Ma non si era in una dittatura mediatica della maggioranza di Governo? Da quando in qua una dittatura mediatica di tale tipo prevede il rifiuto di trasmettere un faccia a faccia, e cioè prevedere un contraddittorio, all’interno di una trasmissione che di fatto è di informazione politica, a tutela di un esponente del Governo?

Ma questo, come dice Sallusti, è il metodo Santoro-Travaglio, ora Santoro-Travaglio-Saviano: monologo che “si basa su fatti” (bisogna vedere, però, quali) ma che non prevede alcun diritto di replica, regola elementare della democrazia.

Ma questi personaggi non si appellano continuamente al rispetto delle regole? Beh, certo, ma evidentemente quando non devono rispettarle loro.

Cose dell’altro mondo. Anzi, d’Italia.

GLI INTOCCABILI (sulla “dittatura mediatica” in Italia).

Lucia Annunziata, Giovanni Floris, Michele Santoro & Marco Travaglio (con Vauro), TG3, stragrande maggioranza dei giornalisti iscritti all’Usigrai (sindacato di Sinistra), Maria Luisa Busi e fino a ieri Piero Marrazzo (che comunque è ancora in Rai), Serena Dandini, Enrico Ghezzi (Blob), Milena Gabanelli (Report), Gene Gnocchi, Maurizio Costanzo e ovviamente Fabio Fazio e Roberto Saviano.

No, non è una lista di proscritti o di censurati. È la lista dei lamentosi giornalisti e “intellettuali” che popolano le reti pubbliche: RaiUno, RaiDue, RaiTre. Sono i professionisti dell’indignazione, quei paladini della Sinistra che occupa la Rai e però grida al pericolo per la democrazia, alla censura, al pensiero unico, alla dittatura mediatica berlusconiana.

Sono gli Intoccabili.

Quelli che criticarli è lesa maestà, quelli che occupano i posti per diritto divino quando non per sentenza del Tribunale del Lavoro, che si stracciano le vesti in nome del rispetto delle regole e delle regole se ne fregano quando devono rispettarle loro. Ma loro, ovviamente, possono farlo, perché loro, e loro soltanto, sono espressione della più alta libertà di parola e informazione. Gli altri sono incapaci e servi del padrone.

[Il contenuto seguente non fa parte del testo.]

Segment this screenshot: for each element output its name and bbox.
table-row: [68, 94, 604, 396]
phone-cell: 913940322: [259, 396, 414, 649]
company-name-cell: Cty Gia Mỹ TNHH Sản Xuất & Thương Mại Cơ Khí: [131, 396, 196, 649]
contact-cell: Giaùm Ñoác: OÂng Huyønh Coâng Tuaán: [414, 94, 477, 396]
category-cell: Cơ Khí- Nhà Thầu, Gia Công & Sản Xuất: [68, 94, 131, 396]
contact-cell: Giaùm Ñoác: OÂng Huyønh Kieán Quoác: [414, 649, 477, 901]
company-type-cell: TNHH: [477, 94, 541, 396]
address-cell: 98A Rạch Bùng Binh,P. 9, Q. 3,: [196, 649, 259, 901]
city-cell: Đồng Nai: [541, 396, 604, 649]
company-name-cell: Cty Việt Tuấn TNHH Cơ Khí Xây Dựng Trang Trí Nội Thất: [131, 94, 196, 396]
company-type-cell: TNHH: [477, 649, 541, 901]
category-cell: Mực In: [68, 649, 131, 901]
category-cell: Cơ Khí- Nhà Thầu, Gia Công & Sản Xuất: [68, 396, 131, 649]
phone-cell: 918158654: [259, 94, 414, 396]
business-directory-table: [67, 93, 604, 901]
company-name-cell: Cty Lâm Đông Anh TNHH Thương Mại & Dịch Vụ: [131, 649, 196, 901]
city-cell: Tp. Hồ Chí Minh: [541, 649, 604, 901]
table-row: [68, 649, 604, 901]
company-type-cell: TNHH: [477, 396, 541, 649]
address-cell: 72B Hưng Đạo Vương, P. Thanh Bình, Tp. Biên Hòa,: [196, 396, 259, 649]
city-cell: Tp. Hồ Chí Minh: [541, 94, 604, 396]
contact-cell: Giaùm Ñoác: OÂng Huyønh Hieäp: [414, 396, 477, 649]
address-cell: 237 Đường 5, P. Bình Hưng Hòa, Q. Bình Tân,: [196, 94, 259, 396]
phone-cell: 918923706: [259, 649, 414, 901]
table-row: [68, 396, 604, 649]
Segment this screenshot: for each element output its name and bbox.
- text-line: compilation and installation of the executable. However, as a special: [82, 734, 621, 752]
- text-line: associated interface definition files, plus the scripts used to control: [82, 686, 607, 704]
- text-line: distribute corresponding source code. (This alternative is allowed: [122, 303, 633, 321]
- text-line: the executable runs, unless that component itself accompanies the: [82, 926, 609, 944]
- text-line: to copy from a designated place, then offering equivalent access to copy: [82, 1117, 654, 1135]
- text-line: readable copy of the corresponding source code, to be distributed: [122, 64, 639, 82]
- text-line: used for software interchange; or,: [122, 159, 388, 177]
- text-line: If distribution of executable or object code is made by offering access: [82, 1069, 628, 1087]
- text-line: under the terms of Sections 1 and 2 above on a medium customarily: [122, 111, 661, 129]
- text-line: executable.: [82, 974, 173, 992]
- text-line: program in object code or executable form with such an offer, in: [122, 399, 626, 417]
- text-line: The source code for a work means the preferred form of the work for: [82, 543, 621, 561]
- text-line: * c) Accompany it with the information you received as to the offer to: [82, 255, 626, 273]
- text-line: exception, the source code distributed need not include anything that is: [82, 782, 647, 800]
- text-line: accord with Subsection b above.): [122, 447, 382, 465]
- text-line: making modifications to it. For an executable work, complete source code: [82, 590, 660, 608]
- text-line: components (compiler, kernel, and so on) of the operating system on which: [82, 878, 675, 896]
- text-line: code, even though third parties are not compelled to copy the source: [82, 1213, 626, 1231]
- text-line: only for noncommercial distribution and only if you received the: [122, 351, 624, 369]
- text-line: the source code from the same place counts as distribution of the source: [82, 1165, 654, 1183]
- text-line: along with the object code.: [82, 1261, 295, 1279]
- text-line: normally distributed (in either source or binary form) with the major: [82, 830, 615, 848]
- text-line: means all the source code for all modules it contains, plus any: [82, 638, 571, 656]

Questa sera, Bersani e Fini (dopo Vendola, lunedì scorso) sono ospiti di “Vieni via con me”. Anche uno stupido capirebbe che la sola motivazione del loro invito è squisitamente politica. E di parte.

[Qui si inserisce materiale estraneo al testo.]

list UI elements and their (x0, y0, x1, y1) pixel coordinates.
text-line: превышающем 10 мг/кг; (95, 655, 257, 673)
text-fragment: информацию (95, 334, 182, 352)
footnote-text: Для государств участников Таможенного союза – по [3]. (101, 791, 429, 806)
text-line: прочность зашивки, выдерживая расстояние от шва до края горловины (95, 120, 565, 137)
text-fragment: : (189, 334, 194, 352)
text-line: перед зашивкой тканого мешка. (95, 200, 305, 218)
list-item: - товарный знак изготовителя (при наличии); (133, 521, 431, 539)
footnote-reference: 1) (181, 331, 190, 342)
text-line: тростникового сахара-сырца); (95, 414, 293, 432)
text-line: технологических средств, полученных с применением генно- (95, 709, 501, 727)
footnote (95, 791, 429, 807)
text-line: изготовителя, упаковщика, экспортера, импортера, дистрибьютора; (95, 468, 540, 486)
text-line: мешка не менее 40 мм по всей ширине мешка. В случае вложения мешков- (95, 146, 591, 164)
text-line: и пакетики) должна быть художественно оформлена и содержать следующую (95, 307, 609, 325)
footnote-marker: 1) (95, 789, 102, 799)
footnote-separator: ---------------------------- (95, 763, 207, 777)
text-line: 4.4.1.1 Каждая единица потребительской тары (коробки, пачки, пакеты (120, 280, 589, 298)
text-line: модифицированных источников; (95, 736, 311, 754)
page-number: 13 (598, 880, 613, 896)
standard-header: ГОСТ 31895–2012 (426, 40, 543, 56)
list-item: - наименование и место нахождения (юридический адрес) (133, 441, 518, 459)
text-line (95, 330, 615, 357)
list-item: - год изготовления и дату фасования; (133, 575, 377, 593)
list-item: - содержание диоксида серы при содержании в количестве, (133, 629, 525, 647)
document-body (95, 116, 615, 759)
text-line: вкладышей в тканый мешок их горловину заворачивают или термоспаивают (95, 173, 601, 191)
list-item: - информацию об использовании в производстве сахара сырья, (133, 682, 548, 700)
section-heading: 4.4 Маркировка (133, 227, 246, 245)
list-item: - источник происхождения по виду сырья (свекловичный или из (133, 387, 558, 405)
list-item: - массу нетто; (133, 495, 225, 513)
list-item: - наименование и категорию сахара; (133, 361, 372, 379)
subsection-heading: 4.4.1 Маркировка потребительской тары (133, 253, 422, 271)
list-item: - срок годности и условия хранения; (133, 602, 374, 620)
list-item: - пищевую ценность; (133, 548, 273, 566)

E anche uno stupido saprebbe che se fosse successo il contrario, e cioè che se a una trasmissione Rai fossero stati invitati ripetutamente solo ed esclusivamente ospiti di una certa parte politica, avremmo assistito alla gran levata di scudi dei soliti intellettualoidi, del Popolo Viola, del “Popolo di Internet” (Popolo di Internet… Popolo di Internet!!! Vabbè…) e ovviamente di Di Pietro (onnipresente in Rai) e di tutta la Sinistra… Tutti in nome della difesa della libertà e contro l’okkupazione del Servizio Pubblico.

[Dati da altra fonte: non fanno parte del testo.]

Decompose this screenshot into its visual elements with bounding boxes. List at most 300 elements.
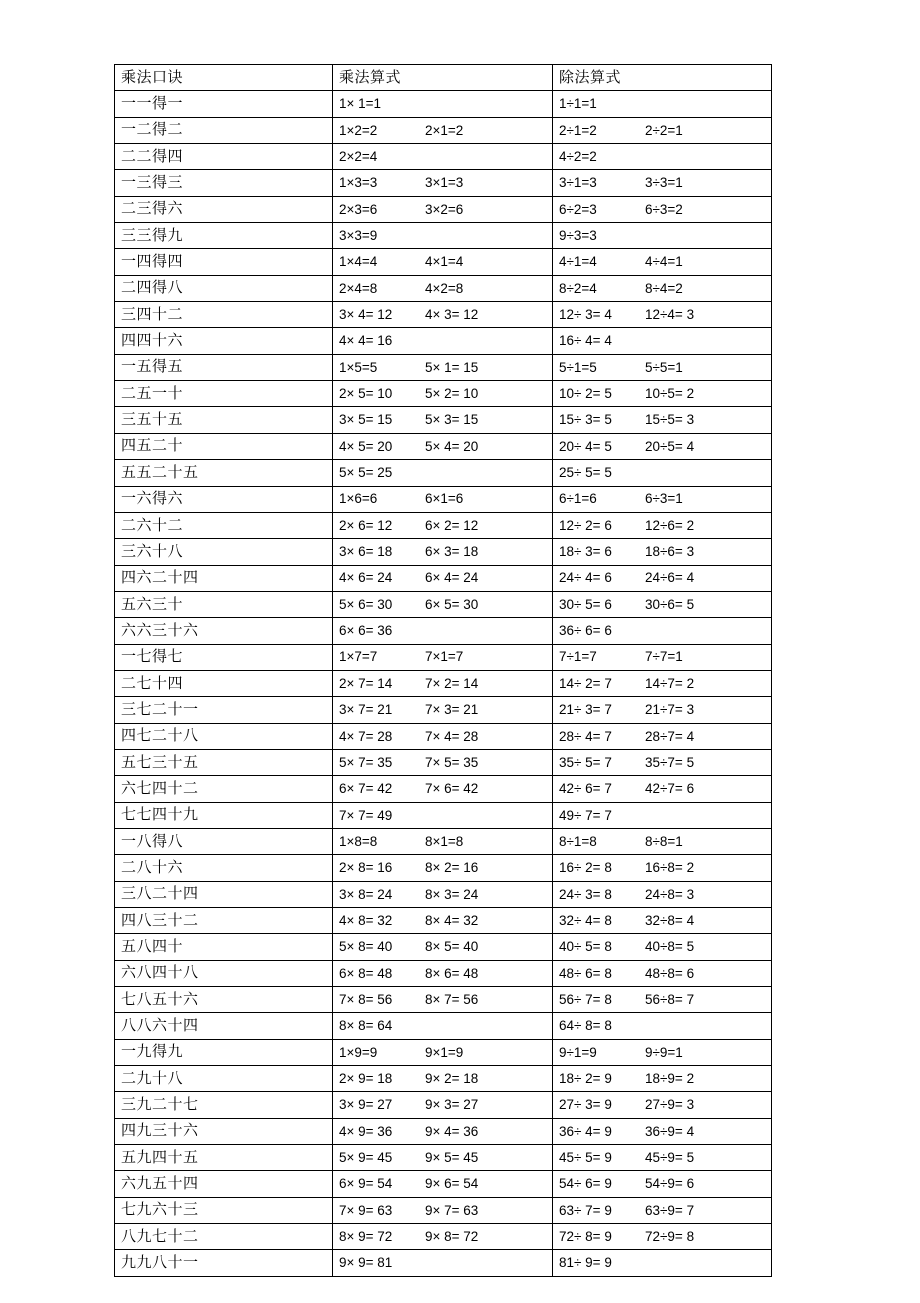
cell-multiplication xyxy=(333,328,553,354)
division-expressions xyxy=(559,756,771,770)
table-row xyxy=(115,591,772,617)
multiplication-expression-primary: 2× 6= 12 xyxy=(339,517,393,533)
division-expression-secondary: 12÷4= 3 xyxy=(645,307,695,323)
cell-multiplication xyxy=(333,302,553,328)
cell-division xyxy=(553,1013,772,1039)
formula-text: 一三得三 xyxy=(121,175,184,192)
table-row xyxy=(115,855,772,881)
division-expression-primary: 72÷ 8= 9 xyxy=(559,1229,612,1245)
multiplication-expressions xyxy=(339,1177,552,1191)
multiplication-expression-secondary: 8×1=8 xyxy=(425,833,464,849)
table-row xyxy=(115,354,772,380)
cell-division xyxy=(553,1224,772,1250)
table-row xyxy=(115,1039,772,1065)
cell-multiplication xyxy=(333,354,553,380)
cell-formula xyxy=(115,802,333,828)
table-row xyxy=(115,1171,772,1197)
formula-text: 一二得二 xyxy=(121,122,184,139)
multiplication-expression-secondary: 9× 3= 27 xyxy=(425,1097,479,1113)
multiplication-expression-primary: 4× 9= 36 xyxy=(339,1123,393,1139)
division-expressions xyxy=(559,650,771,664)
table-row xyxy=(115,328,772,354)
multiplication-expression-secondary: 6×1=6 xyxy=(425,491,464,507)
division-expressions xyxy=(559,1177,771,1191)
division-expression-primary: 18÷ 3= 6 xyxy=(559,544,612,560)
multiplication-expressions xyxy=(339,1072,552,1086)
multiplication-expression-primary: 4× 6= 24 xyxy=(339,570,393,586)
division-expression-secondary: 40÷8= 5 xyxy=(645,939,695,955)
cell-multiplication xyxy=(333,249,553,275)
formula-text: 一五得五 xyxy=(121,359,184,376)
cell-multiplication xyxy=(333,460,553,486)
multiplication-expression-primary: 1×9=9 xyxy=(339,1044,378,1060)
table-row xyxy=(115,987,772,1013)
multiplication-expression-secondary: 9× 5= 45 xyxy=(425,1150,479,1166)
cell-division xyxy=(553,855,772,881)
multiplication-expression-secondary: 6× 5= 30 xyxy=(425,596,479,612)
division-expression-primary: 4÷2=2 xyxy=(559,148,597,164)
formula-text: 五七三十五 xyxy=(121,754,199,771)
cell-formula xyxy=(115,539,333,565)
cell-division xyxy=(553,196,772,222)
cell-formula xyxy=(115,407,333,433)
column-header-multiplication-label: 乘法算式 xyxy=(339,69,402,86)
table-row xyxy=(115,249,772,275)
cell-multiplication xyxy=(333,1250,553,1276)
multiplication-expressions xyxy=(339,387,552,401)
cell-division xyxy=(553,1197,772,1223)
cell-multiplication xyxy=(333,828,553,854)
multiplication-expression-primary: 5× 9= 45 xyxy=(339,1150,393,1166)
multiplication-expression-primary: 1×3=3 xyxy=(339,175,378,191)
multiplication-expression-primary: 4× 8= 32 xyxy=(339,912,393,928)
multiplication-expression-secondary: 7× 4= 28 xyxy=(425,728,479,744)
table-row xyxy=(115,1013,772,1039)
division-expression-primary: 10÷ 2= 5 xyxy=(559,386,612,402)
multiplication-expression-secondary: 4×2=8 xyxy=(425,280,464,296)
division-expression-secondary: 7÷7=1 xyxy=(645,649,683,665)
cell-formula xyxy=(115,1197,333,1223)
division-expression-secondary: 15÷5= 3 xyxy=(645,412,695,428)
multiplication-expression-secondary: 5× 2= 10 xyxy=(425,386,479,402)
cell-multiplication xyxy=(333,618,553,644)
division-expression-secondary: 9÷9=1 xyxy=(645,1044,683,1060)
cell-multiplication xyxy=(333,644,553,670)
multiplication-expression-secondary: 2×1=2 xyxy=(425,122,464,138)
multiplication-expression-primary: 2×2=4 xyxy=(339,148,378,164)
multiplication-expression-primary: 2× 8= 16 xyxy=(339,860,393,876)
multiplication-expression-secondary: 8× 3= 24 xyxy=(425,886,479,902)
formula-text: 六八四十八 xyxy=(121,965,199,982)
cell-formula xyxy=(115,1092,333,1118)
multiplication-expression-primary: 3× 8= 24 xyxy=(339,886,393,902)
multiplication-expression-primary: 3×3=9 xyxy=(339,227,378,243)
multiplication-table-container xyxy=(114,64,771,1277)
division-expressions xyxy=(559,229,771,243)
formula-text: 六七四十二 xyxy=(121,780,199,797)
cell-multiplication xyxy=(333,1224,553,1250)
formula-text: 八九七十二 xyxy=(121,1228,199,1245)
cell-formula xyxy=(115,723,333,749)
table-row xyxy=(115,196,772,222)
multiplication-expressions xyxy=(339,334,552,348)
cell-division xyxy=(553,460,772,486)
division-expressions xyxy=(559,940,771,954)
multiplication-expression-secondary: 5× 3= 15 xyxy=(425,412,479,428)
division-expression-primary: 64÷ 8= 8 xyxy=(559,1018,612,1034)
division-expression-secondary: 56÷8= 7 xyxy=(645,991,695,1007)
formula-text: 三九二十七 xyxy=(121,1097,199,1114)
table-row xyxy=(115,512,772,538)
cell-division xyxy=(553,828,772,854)
division-expressions xyxy=(559,492,771,506)
cell-division xyxy=(553,275,772,301)
cell-formula xyxy=(115,670,333,696)
multiplication-expressions xyxy=(339,1230,552,1244)
cell-formula xyxy=(115,1118,333,1144)
formula-text: 七八五十六 xyxy=(121,991,199,1008)
cell-formula xyxy=(115,697,333,723)
formula-text: 一一得一 xyxy=(121,96,184,113)
column-header-formula xyxy=(115,65,333,91)
multiplication-expression-primary: 7× 7= 49 xyxy=(339,807,393,823)
cell-division xyxy=(553,407,772,433)
table-row xyxy=(115,802,772,828)
division-expression-secondary: 24÷6= 4 xyxy=(645,570,695,586)
multiplication-expression-primary: 1×2=2 xyxy=(339,122,378,138)
multiplication-expressions xyxy=(339,703,552,717)
multiplication-expression-secondary: 7× 3= 21 xyxy=(425,702,479,718)
multiplication-expression-primary: 3× 5= 15 xyxy=(339,412,393,428)
multiplication-expressions xyxy=(339,809,552,823)
cell-multiplication xyxy=(333,802,553,828)
multiplication-expressions xyxy=(339,650,552,664)
division-expressions xyxy=(559,1019,771,1033)
formula-text: 一四得四 xyxy=(121,254,184,271)
multiplication-expression-secondary: 9× 8= 72 xyxy=(425,1229,479,1245)
multiplication-expression-secondary: 7× 6= 42 xyxy=(425,781,479,797)
division-expressions xyxy=(559,1256,771,1270)
multiplication-expressions xyxy=(339,1151,552,1165)
cell-multiplication xyxy=(333,1145,553,1171)
division-expressions xyxy=(559,124,771,138)
multiplication-expression-secondary: 4× 3= 12 xyxy=(425,307,479,323)
multiplication-expression-primary: 9× 9= 81 xyxy=(339,1255,393,1271)
cell-formula xyxy=(115,275,333,301)
cell-division xyxy=(553,934,772,960)
division-expression-secondary: 42÷7= 6 xyxy=(645,781,695,797)
formula-text: 二四得八 xyxy=(121,280,184,297)
formula-text: 三六十八 xyxy=(121,543,184,560)
cell-multiplication xyxy=(333,591,553,617)
division-expression-secondary: 32÷8= 4 xyxy=(645,912,695,928)
division-expression-primary: 81÷ 9= 9 xyxy=(559,1255,612,1271)
division-expression-secondary: 2÷2=1 xyxy=(645,122,683,138)
formula-text: 六九五十四 xyxy=(121,1176,199,1193)
formula-text: 三三得九 xyxy=(121,227,184,244)
multiplication-expression-secondary: 8× 7= 56 xyxy=(425,991,479,1007)
multiplication-expressions xyxy=(339,203,552,217)
cell-division xyxy=(553,565,772,591)
cell-division xyxy=(553,433,772,459)
cell-division xyxy=(553,802,772,828)
division-expressions xyxy=(559,466,771,480)
formula-text: 六六三十六 xyxy=(121,622,199,639)
division-expression-primary: 9÷1=9 xyxy=(559,1044,597,1060)
multiplication-expressions xyxy=(339,519,552,533)
division-expressions xyxy=(559,203,771,217)
division-expression-secondary: 20÷5= 4 xyxy=(645,438,695,454)
cell-formula xyxy=(115,91,333,117)
formula-text: 七九六十三 xyxy=(121,1202,199,1219)
formula-text: 四四十六 xyxy=(121,333,184,350)
table-header-row xyxy=(115,65,772,91)
cell-formula xyxy=(115,1145,333,1171)
division-expressions xyxy=(559,914,771,928)
cell-formula xyxy=(115,1039,333,1065)
table-row xyxy=(115,565,772,591)
division-expression-secondary: 54÷9= 6 xyxy=(645,1176,695,1192)
table-row xyxy=(115,1224,772,1250)
division-expression-primary: 24÷ 3= 8 xyxy=(559,886,612,902)
multiplication-expressions xyxy=(339,571,552,585)
table-row xyxy=(115,144,772,170)
cell-division xyxy=(553,618,772,644)
division-expression-secondary: 10÷5= 2 xyxy=(645,386,695,402)
multiplication-expression-primary: 2× 7= 14 xyxy=(339,675,393,691)
division-expression-primary: 42÷ 6= 7 xyxy=(559,781,612,797)
column-header-division-label: 除法算式 xyxy=(559,69,622,86)
cell-division xyxy=(553,223,772,249)
table-row xyxy=(115,302,772,328)
multiplication-expression-primary: 1×5=5 xyxy=(339,359,378,375)
cell-division xyxy=(553,302,772,328)
division-expressions xyxy=(559,993,771,1007)
cell-division xyxy=(553,1092,772,1118)
division-expression-primary: 2÷1=2 xyxy=(559,122,597,138)
multiplication-expressions xyxy=(339,967,552,981)
cell-multiplication xyxy=(333,486,553,512)
division-expression-primary: 32÷ 4= 8 xyxy=(559,912,612,928)
cell-formula xyxy=(115,117,333,143)
cell-multiplication xyxy=(333,91,553,117)
table-row xyxy=(115,723,772,749)
multiplication-expressions xyxy=(339,361,552,375)
division-expression-primary: 21÷ 3= 7 xyxy=(559,702,612,718)
cell-division xyxy=(553,1145,772,1171)
formula-text: 三四十二 xyxy=(121,306,184,323)
cell-division xyxy=(553,960,772,986)
division-expressions xyxy=(559,967,771,981)
cell-formula xyxy=(115,1250,333,1276)
division-expressions xyxy=(559,888,771,902)
formula-text: 二九十八 xyxy=(121,1070,184,1087)
division-expression-primary: 63÷ 7= 9 xyxy=(559,1202,612,1218)
formula-text: 四六二十四 xyxy=(121,570,199,587)
division-expression-primary: 6÷2=3 xyxy=(559,201,597,217)
cell-multiplication xyxy=(333,1197,553,1223)
multiplication-expression-secondary: 8× 2= 16 xyxy=(425,860,479,876)
cell-multiplication xyxy=(333,1066,553,1092)
table-row xyxy=(115,960,772,986)
multiplication-expressions xyxy=(339,124,552,138)
multiplication-expression-primary: 2× 9= 18 xyxy=(339,1070,393,1086)
table-row xyxy=(115,670,772,696)
multiplication-expressions xyxy=(339,677,552,691)
multiplication-expression-primary: 2× 5= 10 xyxy=(339,386,393,402)
division-expressions xyxy=(559,703,771,717)
cell-division xyxy=(553,908,772,934)
division-expressions xyxy=(559,545,771,559)
multiplication-expressions xyxy=(339,282,552,296)
division-expressions xyxy=(559,677,771,691)
division-expression-primary: 16÷ 4= 4 xyxy=(559,333,612,349)
multiplication-expression-primary: 1×7=7 xyxy=(339,649,378,665)
division-expression-primary: 54÷ 6= 9 xyxy=(559,1176,612,1192)
table-row xyxy=(115,275,772,301)
cell-division xyxy=(553,249,772,275)
multiplication-expressions xyxy=(339,782,552,796)
division-expressions xyxy=(559,150,771,164)
cell-multiplication xyxy=(333,1039,553,1065)
table-row xyxy=(115,697,772,723)
cell-multiplication xyxy=(333,960,553,986)
cell-division xyxy=(553,1250,772,1276)
multiplication-expression-primary: 4× 7= 28 xyxy=(339,728,393,744)
table-row xyxy=(115,486,772,512)
cell-division xyxy=(553,170,772,196)
multiplication-expression-primary: 5× 5= 25 xyxy=(339,465,393,481)
multiplication-expression-primary: 1×4=4 xyxy=(339,254,378,270)
division-expression-primary: 12÷ 3= 4 xyxy=(559,307,612,323)
table-row xyxy=(115,934,772,960)
multiplication-expression-primary: 3× 9= 27 xyxy=(339,1097,393,1113)
division-expressions xyxy=(559,255,771,269)
division-expressions xyxy=(559,730,771,744)
table-row xyxy=(115,91,772,117)
cell-multiplication xyxy=(333,1092,553,1118)
formula-text: 二二得四 xyxy=(121,148,184,165)
multiplication-expressions xyxy=(339,492,552,506)
division-expression-secondary: 24÷8= 3 xyxy=(645,886,695,902)
cell-formula xyxy=(115,828,333,854)
division-expression-primary: 20÷ 4= 5 xyxy=(559,438,612,454)
division-expression-primary: 12÷ 2= 6 xyxy=(559,517,612,533)
formula-text: 三五十五 xyxy=(121,412,184,429)
division-expression-primary: 9÷3=3 xyxy=(559,227,597,243)
cell-division xyxy=(553,117,772,143)
division-expressions xyxy=(559,282,771,296)
division-expression-secondary: 30÷6= 5 xyxy=(645,596,695,612)
multiplication-expression-primary: 5× 6= 30 xyxy=(339,596,393,612)
cell-division xyxy=(553,1066,772,1092)
cell-division xyxy=(553,144,772,170)
multiplication-expression-primary: 2×3=6 xyxy=(339,201,378,217)
table-row xyxy=(115,407,772,433)
cell-formula xyxy=(115,987,333,1013)
cell-multiplication xyxy=(333,433,553,459)
division-expression-primary: 4÷1=4 xyxy=(559,254,597,270)
table-row xyxy=(115,1066,772,1092)
cell-multiplication xyxy=(333,855,553,881)
division-expression-secondary: 45÷9= 5 xyxy=(645,1150,695,1166)
cell-formula xyxy=(115,170,333,196)
multiplication-expressions xyxy=(339,730,552,744)
cell-formula xyxy=(115,618,333,644)
cell-multiplication xyxy=(333,196,553,222)
division-expression-primary: 27÷ 3= 9 xyxy=(559,1097,612,1113)
multiplication-expression-secondary: 9× 4= 36 xyxy=(425,1123,479,1139)
division-expressions xyxy=(559,413,771,427)
division-expression-primary: 56÷ 7= 8 xyxy=(559,991,612,1007)
cell-division xyxy=(553,987,772,1013)
table-row xyxy=(115,1118,772,1144)
cell-division xyxy=(553,328,772,354)
division-expression-secondary: 28÷7= 4 xyxy=(645,728,695,744)
division-expressions xyxy=(559,1072,771,1086)
division-expression-secondary: 14÷7= 2 xyxy=(645,675,695,691)
division-expression-secondary: 6÷3=1 xyxy=(645,491,683,507)
division-expressions xyxy=(559,598,771,612)
cell-formula xyxy=(115,855,333,881)
cell-formula xyxy=(115,144,333,170)
table-row xyxy=(115,618,772,644)
multiplication-expressions xyxy=(339,598,552,612)
cell-multiplication xyxy=(333,407,553,433)
multiplication-expressions xyxy=(339,150,552,164)
division-expression-primary: 7÷1=7 xyxy=(559,649,597,665)
multiplication-expression-primary: 6× 8= 48 xyxy=(339,965,393,981)
division-expression-secondary: 18÷6= 3 xyxy=(645,544,695,560)
division-expression-secondary: 27÷9= 3 xyxy=(645,1097,695,1113)
multiplication-expression-secondary: 8× 5= 40 xyxy=(425,939,479,955)
division-expressions xyxy=(559,624,771,638)
multiplication-expression-secondary: 9× 7= 63 xyxy=(425,1202,479,1218)
division-expression-secondary: 16÷8= 2 xyxy=(645,860,695,876)
formula-text: 五六三十 xyxy=(121,596,184,613)
cell-multiplication xyxy=(333,170,553,196)
multiplication-expressions xyxy=(339,1204,552,1218)
multiplication-expression-primary: 6× 6= 36 xyxy=(339,623,393,639)
cell-division xyxy=(553,697,772,723)
multiplication-expressions xyxy=(339,1256,552,1270)
formula-text: 二六十二 xyxy=(121,517,184,534)
division-expression-primary: 36÷ 6= 6 xyxy=(559,623,612,639)
multiplication-expression-secondary: 9× 6= 54 xyxy=(425,1176,479,1192)
cell-division xyxy=(553,1171,772,1197)
cell-multiplication xyxy=(333,749,553,775)
division-expression-primary: 30÷ 5= 6 xyxy=(559,596,612,612)
table-row xyxy=(115,223,772,249)
formula-text: 一九得九 xyxy=(121,1044,184,1061)
multiplication-expressions xyxy=(339,466,552,480)
table-row xyxy=(115,1250,772,1276)
division-expression-secondary: 3÷3=1 xyxy=(645,175,683,191)
table-header xyxy=(115,65,772,91)
table-row xyxy=(115,749,772,775)
cell-formula xyxy=(115,223,333,249)
division-expression-primary: 15÷ 3= 5 xyxy=(559,412,612,428)
division-expression-primary: 8÷1=8 xyxy=(559,833,597,849)
formula-text: 八八六十四 xyxy=(121,1018,199,1035)
division-expressions xyxy=(559,387,771,401)
cell-division xyxy=(553,776,772,802)
cell-formula xyxy=(115,776,333,802)
multiplication-expressions xyxy=(339,756,552,770)
cell-formula xyxy=(115,512,333,538)
multiplication-expression-primary: 8× 8= 64 xyxy=(339,1018,393,1034)
table-row xyxy=(115,1145,772,1171)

Ma d’altronde le cose così stanno e mica è una novità: basta guardare una qualsiasi puntata di Che tempo che fa per individuare l’invitato-tipo di Fazio. Certo non poteva esimersi dal farlo anche questa volta, avrebbe tradito il suo pubblico.

Sia chiaro, non è contestabile il fatto che una trasmissione che si definisce non politica (non politica… vabbè…) inviti chi vuole e in piena libertà, ci mancherebbe. E sinceramente delle ripetute sceneggiate di Masi ne abbiamo un po’ tutti le scatole piene

Ma che la si finisca di denunciare la censura, l’oscuramento e la mancanza di libertà, quando una frotta di “liberi pensatori” occupa da decenni la Rai e va sempre regolarmente in onda, tutti liberi di dire la loro, di invitare chiunque, di fare satira politica, di costruire trasmissioni accusatorie e tutto il resto.

Risparmiateci le solite lagne, le ormai stanche, noiose lagne. Risparmiatecele, per favore.